- The paper presents DEVO, a novel monocular event-only VO system that significantly reduces camera pose tracking error on real-world benchmarks.
- It employs a deep learning network to select and track informative event patches, refining optical flow predictions for improved accuracy.
- Evaluation across seven benchmarks shows DEVO generalizes from simulation to real-world conditions, rivaling methods that use additional sensors.
Introduction
Event cameras are sensors that differ significantly from traditional cameras, capturing pixel-level brightness changes asynchronously with high temporal resolution and dynamic range. These unique attributes open up promising avenues for tracking camera movement, known as visual odometry (VO), especially during high-speed motion or in challenging lighting conditions. However, the current landscape of event-based VO approaches, even though robust in adverse conditions, still struggles with performance limitations and often relies on additional sensory inputs like inertial measurement units (IMUs), stereo vision, or frame-based cameras to achieve satisfactory results. These additional inputs complicate systems, increase costs, and expose them to issues such as motion blur and reduced dynamic range.
Towards Monocular Event-Only Visual Odometry
To address these challenges, this research introduces Deep Event Visual Odometry (DEVO), a monocular, event-only VO system designed to work robustly across various real-world benchmarks. DEVO innovatively selects and tracks certain event "patches" over time, using a deep-learning approach for patch selection optimized for event data. This method enables DEVO to reduce pose tracking error substantially on several real-world benchmarks, often rivaling or surpassing the performance of stereo or inertial methods without the need for additional sensors.
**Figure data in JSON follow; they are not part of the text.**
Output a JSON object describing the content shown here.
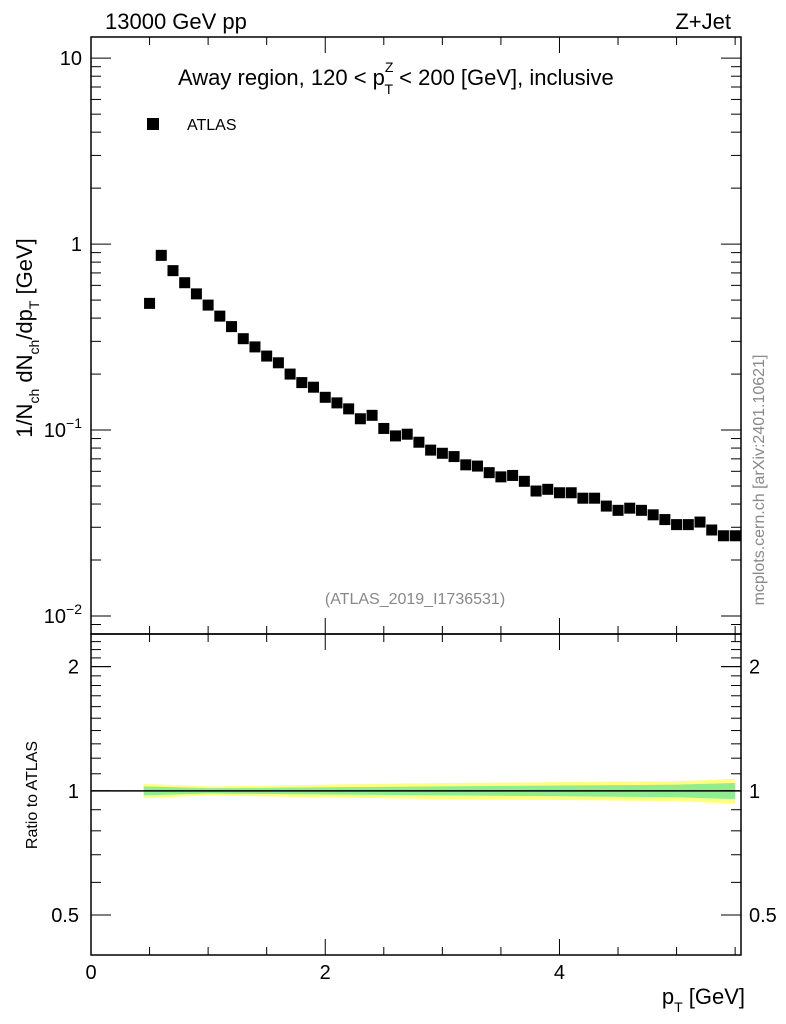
{
  "header": {
    "left": "13000 GeV pp",
    "right": "Z+Jet"
  },
  "side_label": "mcplots.cern.ch [arXiv:2401.10621]",
  "chart_data": [
    {
      "type": "scatter",
      "title_parts": {
        "prefix": "Away region, 120 < p",
        "sup": "Z",
        "sub": "T",
        "suffix": " < 200 [GeV], inclusive"
      },
      "ylabel_parts": [
        {
          "t": "1/N",
          "s": "n"
        },
        {
          "t": "ch",
          "s": "sub"
        },
        {
          "t": " dN",
          "s": "n"
        },
        {
          "t": "ch",
          "s": "sub"
        },
        {
          "t": "/dp",
          "s": "n"
        },
        {
          "t": "T",
          "s": "sub"
        },
        {
          "t": " [GeV]",
          "s": "n"
        }
      ],
      "yscale": "log",
      "ylim": [
        0.008,
        13
      ],
      "xlim": [
        0,
        5.55
      ],
      "y_ticks": [
        {
          "v": 10,
          "base": "10",
          "exp": ""
        },
        {
          "v": 1,
          "base": "1",
          "exp": ""
        },
        {
          "v": 0.1,
          "base": "10",
          "exp": "−1"
        },
        {
          "v": 0.01,
          "base": "10",
          "exp": "−2"
        }
      ],
      "legend": [
        {
          "name": "ATLAS",
          "marker": "square",
          "color": "#000000"
        }
      ],
      "legend_position": "top-left",
      "watermark": "(ATLAS_2019_I1736531)",
      "series": [
        {
          "name": "ATLAS",
          "x": [
            0.5,
            0.6,
            0.7,
            0.8,
            0.9,
            1.0,
            1.1,
            1.2,
            1.3,
            1.4,
            1.5,
            1.6,
            1.7,
            1.8,
            1.9,
            2.0,
            2.1,
            2.2,
            2.3,
            2.4,
            2.5,
            2.6,
            2.7,
            2.8,
            2.9,
            3.0,
            3.1,
            3.2,
            3.3,
            3.4,
            3.5,
            3.6,
            3.7,
            3.8,
            3.9,
            4.0,
            4.1,
            4.2,
            4.3,
            4.4,
            4.5,
            4.6,
            4.7,
            4.8,
            4.9,
            5.0,
            5.1,
            5.2,
            5.3,
            5.4,
            5.5
          ],
          "y": [
            0.48,
            0.87,
            0.72,
            0.62,
            0.54,
            0.47,
            0.41,
            0.36,
            0.31,
            0.28,
            0.25,
            0.23,
            0.2,
            0.18,
            0.17,
            0.15,
            0.14,
            0.13,
            0.115,
            0.12,
            0.102,
            0.093,
            0.095,
            0.086,
            0.078,
            0.075,
            0.072,
            0.065,
            0.064,
            0.059,
            0.056,
            0.057,
            0.053,
            0.047,
            0.048,
            0.046,
            0.046,
            0.043,
            0.043,
            0.039,
            0.037,
            0.038,
            0.037,
            0.035,
            0.033,
            0.031,
            0.031,
            0.032,
            0.029,
            0.027,
            0.027
          ]
        }
      ]
    },
    {
      "type": "area",
      "ylabel": "Ratio to ATLAS",
      "xlabel_parts": {
        "base": "p",
        "sub": "T",
        "suffix": " [GeV]"
      },
      "yscale": "log",
      "ylim": [
        0.4,
        2.4
      ],
      "xlim": [
        0,
        5.55
      ],
      "x_ticks": [
        0,
        2,
        4
      ],
      "y_ticks": [
        0.5,
        1,
        2
      ],
      "reference_line": 1,
      "band_x": [
        0.45,
        1.0,
        2.0,
        3.0,
        4.0,
        5.0,
        5.5
      ],
      "inner_band": {
        "color": "#90ee90",
        "low": [
          0.975,
          0.985,
          0.98,
          0.975,
          0.97,
          0.965,
          0.955
        ],
        "high": [
          1.025,
          1.015,
          1.02,
          1.025,
          1.03,
          1.035,
          1.045
        ]
      },
      "outer_band": {
        "color": "#ffff80",
        "low": [
          0.96,
          0.975,
          0.965,
          0.955,
          0.95,
          0.945,
          0.93
        ],
        "high": [
          1.04,
          1.025,
          1.035,
          1.045,
          1.05,
          1.055,
          1.07
        ]
      }
    }
  ]
}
Deep Event Visual Odometry (DEVO)
DEVO associates visual events with relevant patches for tracking, leveraging a tailored neural network that predicts which areas of the data are most promising for accurate VO. The system estimates camera poses and depths from sequences of event data using an iterative process that refines optical flow predictions and adjusts the event patches' trajectories. A significant part of DEVO is its patch selection network, developed specifically for the sparse and temporally-rich nature of event camera data.
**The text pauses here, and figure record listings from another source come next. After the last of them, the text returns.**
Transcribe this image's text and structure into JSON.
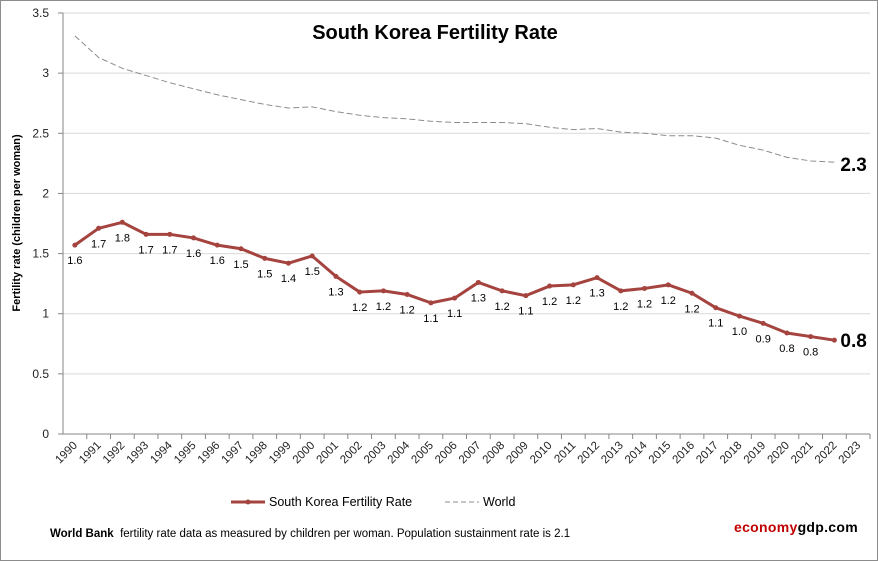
{
  "chart_data": {
    "type": "line",
    "title": "South Korea Fertility Rate",
    "ylabel": "Fertility rate (children per woman)",
    "xlabel": "",
    "ylim": [
      0,
      3.5
    ],
    "yticks": [
      "0",
      "0.5",
      "1",
      "1.5",
      "2",
      "2.5",
      "3",
      "3.5"
    ],
    "grid": true,
    "legend_position": "bottom",
    "categories": [
      "1990",
      "1991",
      "1992",
      "1993",
      "1994",
      "1995",
      "1996",
      "1997",
      "1998",
      "1999",
      "2000",
      "2001",
      "2002",
      "2003",
      "2004",
      "2005",
      "2006",
      "2007",
      "2008",
      "2009",
      "2010",
      "2011",
      "2012",
      "2013",
      "2014",
      "2015",
      "2016",
      "2017",
      "2018",
      "2019",
      "2020",
      "2021",
      "2022",
      "2023"
    ],
    "series": [
      {
        "name": "South Korea Fertility Rate",
        "color": "#a5433f",
        "style": "solid-with-markers",
        "values": [
          1.57,
          1.71,
          1.76,
          1.66,
          1.66,
          1.63,
          1.57,
          1.54,
          1.46,
          1.42,
          1.48,
          1.31,
          1.18,
          1.19,
          1.16,
          1.09,
          1.13,
          1.26,
          1.19,
          1.15,
          1.23,
          1.24,
          1.3,
          1.19,
          1.21,
          1.24,
          1.17,
          1.05,
          0.98,
          0.92,
          0.84,
          0.81,
          0.78,
          null
        ],
        "data_labels": [
          "1.6",
          "1.7",
          "1.8",
          "1.7",
          "1.7",
          "1.6",
          "1.6",
          "1.5",
          "1.5",
          "1.4",
          "1.5",
          "1.3",
          "1.2",
          "1.2",
          "1.2",
          "1.1",
          "1.1",
          "1.3",
          "1.2",
          "1.1",
          "1.2",
          "1.2",
          "1.3",
          "1.2",
          "1.2",
          "1.2",
          "1.2",
          "1.1",
          "1.0",
          "0.9",
          "0.8",
          "0.8"
        ],
        "end_label": "0.8"
      },
      {
        "name": "World",
        "color": "#8c8c8c",
        "style": "dashed",
        "values": [
          3.31,
          3.13,
          3.04,
          2.98,
          2.92,
          2.87,
          2.82,
          2.78,
          2.74,
          2.71,
          2.72,
          2.68,
          2.65,
          2.63,
          2.62,
          2.6,
          2.59,
          2.59,
          2.59,
          2.58,
          2.55,
          2.53,
          2.54,
          2.51,
          2.5,
          2.48,
          2.48,
          2.46,
          2.4,
          2.36,
          2.3,
          2.27,
          2.26,
          null
        ],
        "end_label": "2.3"
      }
    ]
  },
  "footer": {
    "source_bold": "World Bank",
    "note": "fertility rate data as measured by children per woman.  Population sustainment rate is 2.1"
  },
  "brand": {
    "part1": "economy",
    "part2": "gdp.com"
  }
}
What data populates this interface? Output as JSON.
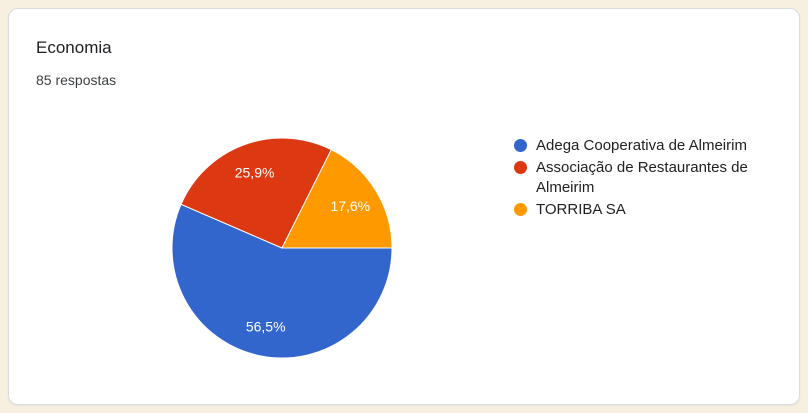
{
  "page": {
    "background_color": "#f7f0e1",
    "card_border_color": "#dadce0"
  },
  "card": {
    "title": "Economia",
    "responses_text": "85 respostas",
    "responses_count": 85
  },
  "chart_data": {
    "type": "pie",
    "title": "Economia",
    "start_angle_deg": 0,
    "direction": "clockwise",
    "legend_position": "right",
    "label_format": "percent-comma-decimal",
    "slices": [
      {
        "label": "Adega Cooperativa de Almeirim",
        "value_pct": 56.5,
        "display": "56,5%",
        "color": "#3366cc"
      },
      {
        "label": "Associação de Restaurantes de Almeirim",
        "value_pct": 25.9,
        "display": "25,9%",
        "color": "#dc3912"
      },
      {
        "label": "TORRIBA SA",
        "value_pct": 17.6,
        "display": "17,6%",
        "color": "#ff9900"
      }
    ]
  }
}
The network architecture is trained on a large simulated dataset and evaluated against multiple real-world benchmarks, surpassing previous event-based methods in accuracy and robustness. Additionally, DEVO integrates photometric voxel augmentations, compensating for the sim-to-real gap that arises from the idealized event generation models used in simulation.
Evaluation and Open-Source Contributions
The evaluation of DEVO across seven real-world benchmarks highlights its capacity to generalize from simulation to a diverse array of real-world conditions without extensive parameter tuning. The evaluation reveals that DEVO often outperforms comparable methods that use additional sensors like IMUs or stereo cameras, demonstrating the efficacy of learning-based VO with event data.
To contribute to the research community and encourage further advancements in event-based vision, the authors of the paper have made their code, including training, evaluation, and event data generation, accessible as open-source. This transparency ensures that future research can build upon their findings, optimizing and developing this innovative approach to visual odometry further.